When I saw this topic, I actually thought you were going to argue something close to the reverse—each expansion increases the complexity dramatically and thus increases the odds that you are going to have build some kind of engine deck, whereas you can still win with some cute, simpler money strategy a decent percentage of the time if you stick to base game plus an expansion or two. I don't personally agree that that version of Dominion is better, but I could at least see that argument: It's a matter of personal preference, and some people might prefer it. I occasionally miss the days when winning games like that was somewhat more common. (Obviously, it still happens, but at high-skill levels of play, it's rarer, I think.)
I have a very hard time believing that adding expansions raises the odds that a random kingdom is going to be lacking some key component. Perhaps this is mathematically true in the event that there were infinite cards, but as you note, there are not. Note that cards don't just do one thing, and cards do different things depending on what other cards are there. I.e., Sheepdog is not really a draw card on its own, but if you have non-terminal mid-turn gaining, then suddenly it is. The odds of having mid-turn non-terminal gaining have certainly increased as we've added expansions. If Sheepdog was dropped into Base, you would need it to be present with Workshop or Artisan and a village to make it draw productively for you.

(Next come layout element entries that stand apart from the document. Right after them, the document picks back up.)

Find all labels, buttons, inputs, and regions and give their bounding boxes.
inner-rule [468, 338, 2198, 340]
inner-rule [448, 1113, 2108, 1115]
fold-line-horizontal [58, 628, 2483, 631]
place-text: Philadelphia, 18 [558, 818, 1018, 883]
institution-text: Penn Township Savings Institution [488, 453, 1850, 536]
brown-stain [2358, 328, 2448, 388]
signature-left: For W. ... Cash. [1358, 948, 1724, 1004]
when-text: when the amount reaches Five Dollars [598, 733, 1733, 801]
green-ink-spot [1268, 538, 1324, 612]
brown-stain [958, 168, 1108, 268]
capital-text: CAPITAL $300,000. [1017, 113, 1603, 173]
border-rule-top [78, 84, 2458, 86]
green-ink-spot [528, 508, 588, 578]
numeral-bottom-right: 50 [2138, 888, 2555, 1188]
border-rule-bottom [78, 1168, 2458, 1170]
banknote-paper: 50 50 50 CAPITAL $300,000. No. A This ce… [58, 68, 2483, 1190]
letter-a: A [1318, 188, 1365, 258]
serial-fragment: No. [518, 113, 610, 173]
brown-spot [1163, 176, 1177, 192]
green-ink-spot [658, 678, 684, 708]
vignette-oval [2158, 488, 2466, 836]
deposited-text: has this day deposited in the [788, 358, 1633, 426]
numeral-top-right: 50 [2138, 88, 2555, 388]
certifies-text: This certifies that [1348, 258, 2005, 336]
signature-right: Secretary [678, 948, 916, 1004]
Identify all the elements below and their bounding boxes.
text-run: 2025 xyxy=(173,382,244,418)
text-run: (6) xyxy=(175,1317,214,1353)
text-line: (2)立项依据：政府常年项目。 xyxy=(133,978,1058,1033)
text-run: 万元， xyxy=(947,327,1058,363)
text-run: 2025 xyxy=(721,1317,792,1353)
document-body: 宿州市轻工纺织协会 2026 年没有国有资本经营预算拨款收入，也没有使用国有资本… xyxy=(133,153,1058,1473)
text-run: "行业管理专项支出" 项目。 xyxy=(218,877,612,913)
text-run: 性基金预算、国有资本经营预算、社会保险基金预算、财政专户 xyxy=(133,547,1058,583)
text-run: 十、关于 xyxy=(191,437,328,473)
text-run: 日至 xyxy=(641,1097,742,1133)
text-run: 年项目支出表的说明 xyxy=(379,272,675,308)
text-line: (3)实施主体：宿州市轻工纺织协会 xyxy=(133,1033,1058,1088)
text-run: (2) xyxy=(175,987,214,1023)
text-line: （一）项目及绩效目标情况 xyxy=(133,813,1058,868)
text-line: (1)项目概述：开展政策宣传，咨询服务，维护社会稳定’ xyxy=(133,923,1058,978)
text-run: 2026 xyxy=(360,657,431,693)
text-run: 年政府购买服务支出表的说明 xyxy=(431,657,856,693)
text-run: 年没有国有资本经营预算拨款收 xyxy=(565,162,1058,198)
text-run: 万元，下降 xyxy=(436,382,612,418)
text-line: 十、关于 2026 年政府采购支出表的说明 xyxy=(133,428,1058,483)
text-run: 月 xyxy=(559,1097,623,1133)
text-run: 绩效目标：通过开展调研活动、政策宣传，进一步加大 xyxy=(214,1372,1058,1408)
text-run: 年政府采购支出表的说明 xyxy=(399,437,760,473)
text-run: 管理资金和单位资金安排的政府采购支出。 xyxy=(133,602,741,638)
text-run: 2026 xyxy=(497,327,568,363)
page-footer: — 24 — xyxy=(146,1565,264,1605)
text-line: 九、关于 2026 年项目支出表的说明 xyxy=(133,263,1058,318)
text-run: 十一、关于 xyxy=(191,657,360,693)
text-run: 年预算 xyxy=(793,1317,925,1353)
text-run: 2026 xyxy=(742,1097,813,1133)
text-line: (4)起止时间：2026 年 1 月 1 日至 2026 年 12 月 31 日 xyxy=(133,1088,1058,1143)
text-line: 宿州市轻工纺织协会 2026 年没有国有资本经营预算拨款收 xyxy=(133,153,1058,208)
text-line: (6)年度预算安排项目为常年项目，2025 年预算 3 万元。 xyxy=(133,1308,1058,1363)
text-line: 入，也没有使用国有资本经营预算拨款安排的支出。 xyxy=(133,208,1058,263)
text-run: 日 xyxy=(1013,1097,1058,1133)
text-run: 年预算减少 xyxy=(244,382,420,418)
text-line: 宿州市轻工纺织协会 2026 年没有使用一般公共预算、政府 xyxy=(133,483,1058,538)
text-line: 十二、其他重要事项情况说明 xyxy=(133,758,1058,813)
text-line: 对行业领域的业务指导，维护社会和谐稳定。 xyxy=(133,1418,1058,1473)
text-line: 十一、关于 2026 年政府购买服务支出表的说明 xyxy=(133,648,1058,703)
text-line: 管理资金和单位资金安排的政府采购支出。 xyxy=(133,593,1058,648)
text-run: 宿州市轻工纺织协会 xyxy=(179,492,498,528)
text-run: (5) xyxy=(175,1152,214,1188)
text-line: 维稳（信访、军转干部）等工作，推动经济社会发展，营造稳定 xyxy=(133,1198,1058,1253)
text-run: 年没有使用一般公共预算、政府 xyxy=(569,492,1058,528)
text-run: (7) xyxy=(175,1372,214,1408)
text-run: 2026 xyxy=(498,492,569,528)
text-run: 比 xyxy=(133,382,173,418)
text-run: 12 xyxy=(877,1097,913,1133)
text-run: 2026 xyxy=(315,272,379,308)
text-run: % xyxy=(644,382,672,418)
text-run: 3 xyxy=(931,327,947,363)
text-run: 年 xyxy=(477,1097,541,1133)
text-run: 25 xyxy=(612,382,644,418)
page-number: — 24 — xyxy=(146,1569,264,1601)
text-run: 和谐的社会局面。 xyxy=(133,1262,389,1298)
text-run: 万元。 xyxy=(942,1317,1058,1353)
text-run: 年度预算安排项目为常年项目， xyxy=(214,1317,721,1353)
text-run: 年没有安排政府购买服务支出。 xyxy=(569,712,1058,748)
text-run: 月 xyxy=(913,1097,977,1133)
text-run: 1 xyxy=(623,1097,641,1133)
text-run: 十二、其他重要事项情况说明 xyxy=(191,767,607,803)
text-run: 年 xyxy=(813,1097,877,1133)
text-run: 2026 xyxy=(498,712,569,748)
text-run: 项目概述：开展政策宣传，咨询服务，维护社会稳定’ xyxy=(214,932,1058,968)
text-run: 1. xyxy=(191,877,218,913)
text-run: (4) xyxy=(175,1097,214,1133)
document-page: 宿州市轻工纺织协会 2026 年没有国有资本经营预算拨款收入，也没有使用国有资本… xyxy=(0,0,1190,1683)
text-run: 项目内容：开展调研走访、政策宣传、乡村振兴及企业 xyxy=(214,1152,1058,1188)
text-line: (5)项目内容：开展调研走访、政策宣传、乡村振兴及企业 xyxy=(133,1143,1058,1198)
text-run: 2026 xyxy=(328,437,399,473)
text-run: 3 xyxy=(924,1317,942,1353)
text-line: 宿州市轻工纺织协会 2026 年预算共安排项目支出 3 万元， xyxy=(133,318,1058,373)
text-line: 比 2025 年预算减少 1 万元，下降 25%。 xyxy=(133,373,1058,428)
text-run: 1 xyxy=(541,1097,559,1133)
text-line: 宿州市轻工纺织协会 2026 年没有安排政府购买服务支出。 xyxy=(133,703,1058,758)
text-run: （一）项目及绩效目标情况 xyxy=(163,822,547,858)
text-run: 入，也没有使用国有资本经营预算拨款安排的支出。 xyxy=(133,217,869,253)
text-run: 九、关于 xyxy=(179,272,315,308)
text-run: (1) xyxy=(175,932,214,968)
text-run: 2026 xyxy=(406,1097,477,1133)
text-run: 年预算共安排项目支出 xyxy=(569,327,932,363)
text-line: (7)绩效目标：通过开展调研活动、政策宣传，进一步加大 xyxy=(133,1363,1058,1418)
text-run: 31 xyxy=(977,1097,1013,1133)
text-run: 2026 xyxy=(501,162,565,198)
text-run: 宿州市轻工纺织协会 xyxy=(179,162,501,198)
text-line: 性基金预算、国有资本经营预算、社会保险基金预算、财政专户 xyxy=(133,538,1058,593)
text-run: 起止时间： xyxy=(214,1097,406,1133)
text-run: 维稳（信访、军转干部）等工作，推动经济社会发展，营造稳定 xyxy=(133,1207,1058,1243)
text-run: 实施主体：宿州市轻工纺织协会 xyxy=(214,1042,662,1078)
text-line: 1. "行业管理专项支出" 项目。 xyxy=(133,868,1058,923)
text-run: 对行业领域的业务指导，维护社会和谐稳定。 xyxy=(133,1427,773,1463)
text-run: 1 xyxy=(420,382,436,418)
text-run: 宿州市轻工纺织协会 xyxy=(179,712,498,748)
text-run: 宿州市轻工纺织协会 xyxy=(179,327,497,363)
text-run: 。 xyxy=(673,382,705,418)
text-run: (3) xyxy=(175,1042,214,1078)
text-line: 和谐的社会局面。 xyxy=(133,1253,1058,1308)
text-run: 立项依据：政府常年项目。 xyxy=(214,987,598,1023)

I would argue that if you're restricting yourself to fewer expansions, you increase the need for every kingdom to have +buy and +cards and +actions in order to be interesting (again, if by interesting you mean vaguely engine-y; interesting is a really subjective thing). With many more expansions, it doesn't matter so much if one of those components is strictly absent, because the kingdom will have some other exciting thing that you can do, like gain a bunch of VP chips, or acquire cards and points from landscapes, or whatever.